Juande

Personal information
- Full name: Juan de Dios Rivas Margalef
- Date of birth: 7 July 1999 (age 27)
- Place of birth: Córdoba, Spain
- Height: 1.87 m (6 ft 2 in)
- Position: Centre back

Team information
- Current team: Piast Gliwice
- Number: 5

Youth career
- 2014–2018: Málaga

Senior career*
- Years: Team / Apps / (Gls)
- 2018–2020: Málaga B / 58 / (0)
- 2020–2024: Málaga / 114 / (8)
- 2024–2025: Tenerife / 11 / (0)
- 2025–: Piast Gliwice / 36 / (6)

= Juande (footballer, born 1999) =

Spanish footballer

Juan de Dios Rivas Margalef (born 7 July 1999), commonly known as Juande, is a Spanish professional footballer who plays as a central defender for Ekstraklasa club Piast Gliwice.

==Club career==
Born in Córdoba, Andalusia, Juande joined Málaga CF's youth setup in 2014, aged 14. He made his senior debut with the reserves on 2 September 2018, starting in a 1–3 Segunda División B away loss against Marbella FC.

Juande made his first-team debut on 14 January 2020, starting in a 1–0 home win over SD Ponferradina in the Segunda División.

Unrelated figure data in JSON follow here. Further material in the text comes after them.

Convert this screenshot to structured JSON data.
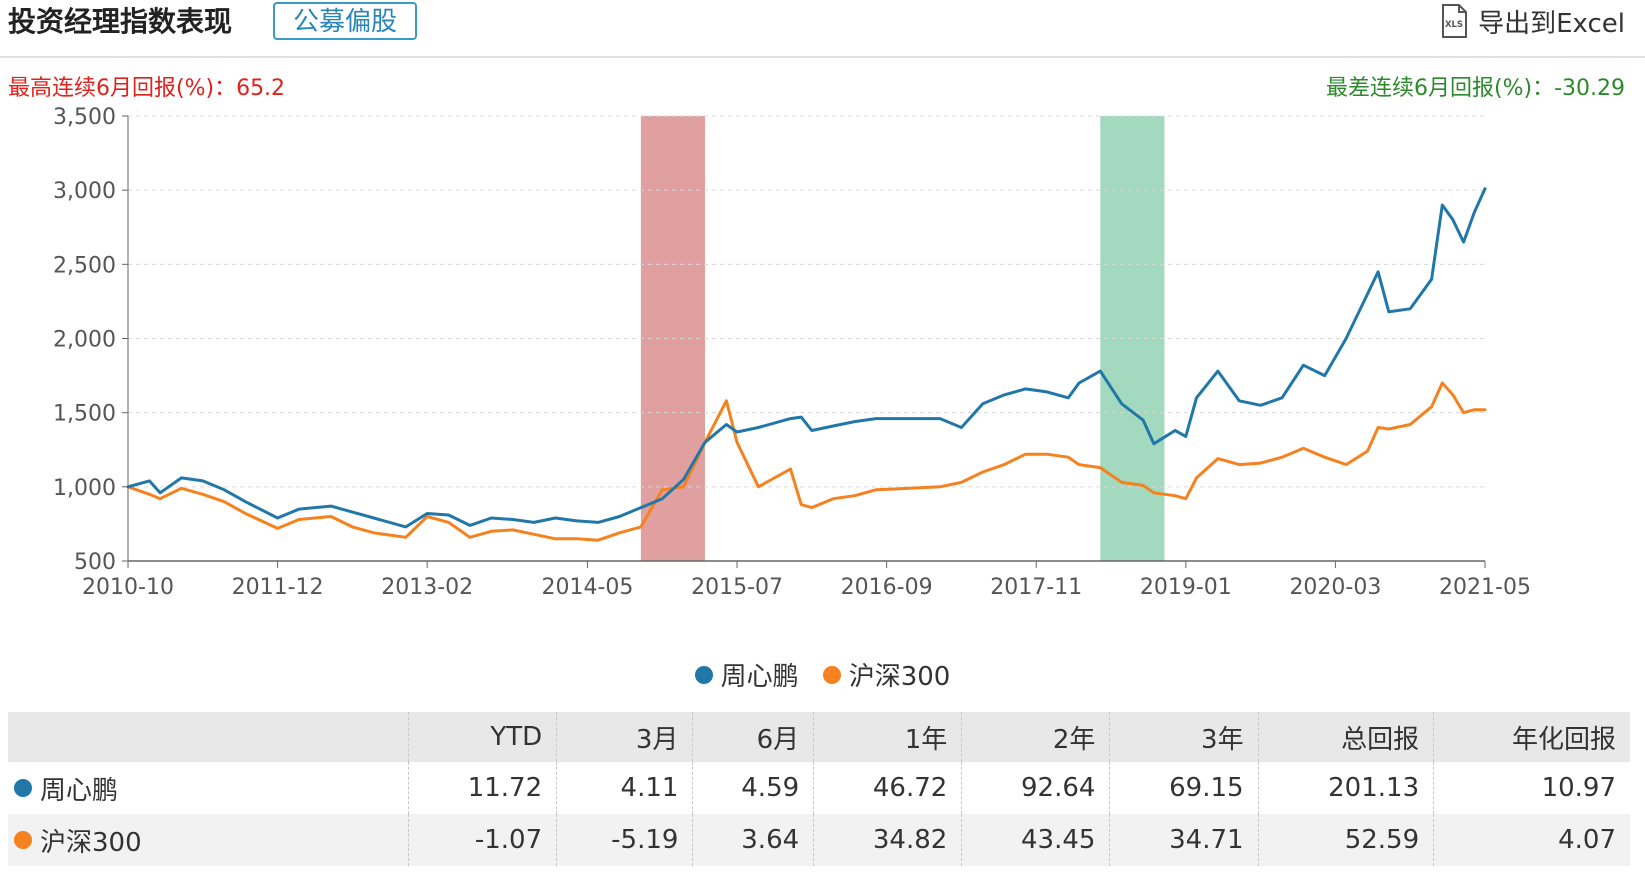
{
  "header": {
    "title": "投资经理指数表现",
    "tag": "公募偏股",
    "export_label": "导出到Excel",
    "export_icon": "xls-file-icon",
    "export_icon_text": "XLS"
  },
  "stats": {
    "best_6m": "最高连续6月回报(%)：65.2",
    "worst_6m": "最差连续6月回报(%)：-30.29"
  },
  "colors": {
    "series1": "#2077a8",
    "series2": "#f5821f",
    "best_band": "#e0a0a0",
    "worst_band": "#a3d9be",
    "best_text": "#e0211c",
    "worst_text": "#2c8a2c"
  },
  "legend": [
    {
      "label": "周心鹏",
      "color": "#2077a8"
    },
    {
      "label": "沪深300",
      "color": "#f5821f"
    }
  ],
  "table": {
    "headers": [
      "",
      "YTD",
      "3月",
      "6月",
      "1年",
      "2年",
      "3年",
      "总回报",
      "年化回报"
    ],
    "rows": [
      {
        "name": "周心鹏",
        "color": "#2077a8",
        "values": [
          "11.72",
          "4.11",
          "4.59",
          "46.72",
          "92.64",
          "69.15",
          "201.13",
          "10.97"
        ]
      },
      {
        "name": "沪深300",
        "color": "#f5821f",
        "values": [
          "-1.07",
          "-5.19",
          "3.64",
          "34.82",
          "43.45",
          "34.71",
          "52.59",
          "4.07"
        ]
      }
    ]
  },
  "chart_data": {
    "type": "line",
    "ylim": [
      500,
      3500
    ],
    "yticks": [
      500,
      1000,
      1500,
      2000,
      2500,
      3000,
      3500
    ],
    "ytick_labels": [
      "500",
      "1,000",
      "1,500",
      "2,000",
      "2,500",
      "3,000",
      "3,500"
    ],
    "xlim": [
      "2010-10",
      "2021-05"
    ],
    "xticks": [
      "2010-10",
      "2011-12",
      "2013-02",
      "2014-05",
      "2015-07",
      "2016-09",
      "2017-11",
      "2019-01",
      "2020-03",
      "2021-05"
    ],
    "grid": true,
    "legend_position": "bottom",
    "bands": [
      {
        "name": "最高连续6月回报",
        "start": "2014-10",
        "end": "2015-04",
        "color": "#e0a0a0"
      },
      {
        "name": "最差连续6月回报",
        "start": "2018-05",
        "end": "2018-11",
        "color": "#a3d9be"
      }
    ],
    "series": [
      {
        "name": "周心鹏",
        "color": "#2077a8",
        "points": [
          [
            "2010-10",
            1000
          ],
          [
            "2010-12",
            1040
          ],
          [
            "2011-01",
            960
          ],
          [
            "2011-03",
            1060
          ],
          [
            "2011-05",
            1040
          ],
          [
            "2011-07",
            980
          ],
          [
            "2011-09",
            900
          ],
          [
            "2011-12",
            790
          ],
          [
            "2012-02",
            850
          ],
          [
            "2012-05",
            870
          ],
          [
            "2012-07",
            830
          ],
          [
            "2012-09",
            790
          ],
          [
            "2012-12",
            730
          ],
          [
            "2013-02",
            820
          ],
          [
            "2013-04",
            810
          ],
          [
            "2013-06",
            740
          ],
          [
            "2013-08",
            790
          ],
          [
            "2013-10",
            780
          ],
          [
            "2013-12",
            760
          ],
          [
            "2014-02",
            790
          ],
          [
            "2014-04",
            770
          ],
          [
            "2014-06",
            760
          ],
          [
            "2014-08",
            800
          ],
          [
            "2014-10",
            860
          ],
          [
            "2014-12",
            920
          ],
          [
            "2015-02",
            1050
          ],
          [
            "2015-04",
            1300
          ],
          [
            "2015-06",
            1420
          ],
          [
            "2015-07",
            1370
          ],
          [
            "2015-09",
            1400
          ],
          [
            "2015-12",
            1460
          ],
          [
            "2016-01",
            1470
          ],
          [
            "2016-02",
            1380
          ],
          [
            "2016-04",
            1410
          ],
          [
            "2016-06",
            1440
          ],
          [
            "2016-08",
            1460
          ],
          [
            "2017-02",
            1460
          ],
          [
            "2017-04",
            1400
          ],
          [
            "2017-06",
            1560
          ],
          [
            "2017-08",
            1620
          ],
          [
            "2017-10",
            1660
          ],
          [
            "2017-12",
            1640
          ],
          [
            "2018-02",
            1600
          ],
          [
            "2018-03",
            1700
          ],
          [
            "2018-05",
            1780
          ],
          [
            "2018-07",
            1560
          ],
          [
            "2018-09",
            1450
          ],
          [
            "2018-10",
            1290
          ],
          [
            "2018-12",
            1380
          ],
          [
            "2019-01",
            1340
          ],
          [
            "2019-02",
            1600
          ],
          [
            "2019-04",
            1780
          ],
          [
            "2019-06",
            1580
          ],
          [
            "2019-08",
            1550
          ],
          [
            "2019-10",
            1600
          ],
          [
            "2019-12",
            1820
          ],
          [
            "2020-02",
            1750
          ],
          [
            "2020-04",
            2000
          ],
          [
            "2020-06",
            2300
          ],
          [
            "2020-07",
            2450
          ],
          [
            "2020-08",
            2180
          ],
          [
            "2020-10",
            2200
          ],
          [
            "2020-12",
            2400
          ],
          [
            "2021-01",
            2900
          ],
          [
            "2021-02",
            2800
          ],
          [
            "2021-03",
            2650
          ],
          [
            "2021-04",
            2850
          ],
          [
            "2021-05",
            3010
          ]
        ]
      },
      {
        "name": "沪深300",
        "color": "#f5821f",
        "points": [
          [
            "2010-10",
            1000
          ],
          [
            "2010-12",
            950
          ],
          [
            "2011-01",
            920
          ],
          [
            "2011-03",
            990
          ],
          [
            "2011-05",
            950
          ],
          [
            "2011-07",
            900
          ],
          [
            "2011-09",
            820
          ],
          [
            "2011-12",
            720
          ],
          [
            "2012-02",
            780
          ],
          [
            "2012-05",
            800
          ],
          [
            "2012-07",
            730
          ],
          [
            "2012-09",
            690
          ],
          [
            "2012-12",
            660
          ],
          [
            "2013-02",
            800
          ],
          [
            "2013-04",
            760
          ],
          [
            "2013-06",
            660
          ],
          [
            "2013-08",
            700
          ],
          [
            "2013-10",
            710
          ],
          [
            "2013-12",
            680
          ],
          [
            "2014-02",
            650
          ],
          [
            "2014-04",
            650
          ],
          [
            "2014-06",
            640
          ],
          [
            "2014-08",
            690
          ],
          [
            "2014-10",
            730
          ],
          [
            "2014-12",
            980
          ],
          [
            "2015-02",
            1000
          ],
          [
            "2015-04",
            1300
          ],
          [
            "2015-06",
            1580
          ],
          [
            "2015-07",
            1300
          ],
          [
            "2015-09",
            1000
          ],
          [
            "2015-12",
            1120
          ],
          [
            "2016-01",
            880
          ],
          [
            "2016-02",
            860
          ],
          [
            "2016-04",
            920
          ],
          [
            "2016-06",
            940
          ],
          [
            "2016-08",
            980
          ],
          [
            "2017-02",
            1000
          ],
          [
            "2017-04",
            1030
          ],
          [
            "2017-06",
            1100
          ],
          [
            "2017-08",
            1150
          ],
          [
            "2017-10",
            1220
          ],
          [
            "2017-12",
            1220
          ],
          [
            "2018-02",
            1200
          ],
          [
            "2018-03",
            1150
          ],
          [
            "2018-05",
            1130
          ],
          [
            "2018-07",
            1030
          ],
          [
            "2018-09",
            1010
          ],
          [
            "2018-10",
            960
          ],
          [
            "2018-12",
            940
          ],
          [
            "2019-01",
            920
          ],
          [
            "2019-02",
            1060
          ],
          [
            "2019-04",
            1190
          ],
          [
            "2019-06",
            1150
          ],
          [
            "2019-08",
            1160
          ],
          [
            "2019-10",
            1200
          ],
          [
            "2019-12",
            1260
          ],
          [
            "2020-02",
            1200
          ],
          [
            "2020-04",
            1150
          ],
          [
            "2020-06",
            1240
          ],
          [
            "2020-07",
            1400
          ],
          [
            "2020-08",
            1390
          ],
          [
            "2020-10",
            1420
          ],
          [
            "2020-12",
            1540
          ],
          [
            "2021-01",
            1700
          ],
          [
            "2021-02",
            1620
          ],
          [
            "2021-03",
            1500
          ],
          [
            "2021-04",
            1520
          ],
          [
            "2021-05",
            1520
          ]
        ]
      }
    ]
  }
}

On 6 August, he signed his first professional contract, agreeing to a deal until 2023, and was definitely promoted to the main squad on 5 October, being assigned the number 5 shirt.

Juande scored his first professional goal on 22 October 2020, netting the winner in a 1–0 home success over Sporting de Gijón. The following 31 August, he further extended his link until 2024.

On 1 July 2024, after helping the Blanquiazules in their promotion to the second division, free agent Juande signed a three-year contract with CD Tenerife. On 20 July of the following year, after suffering relegation, he terminated his link with the club, and immediately moved to Polish Ekstraklasa club Piast Gliwice on a two-year deal, with a one-year option.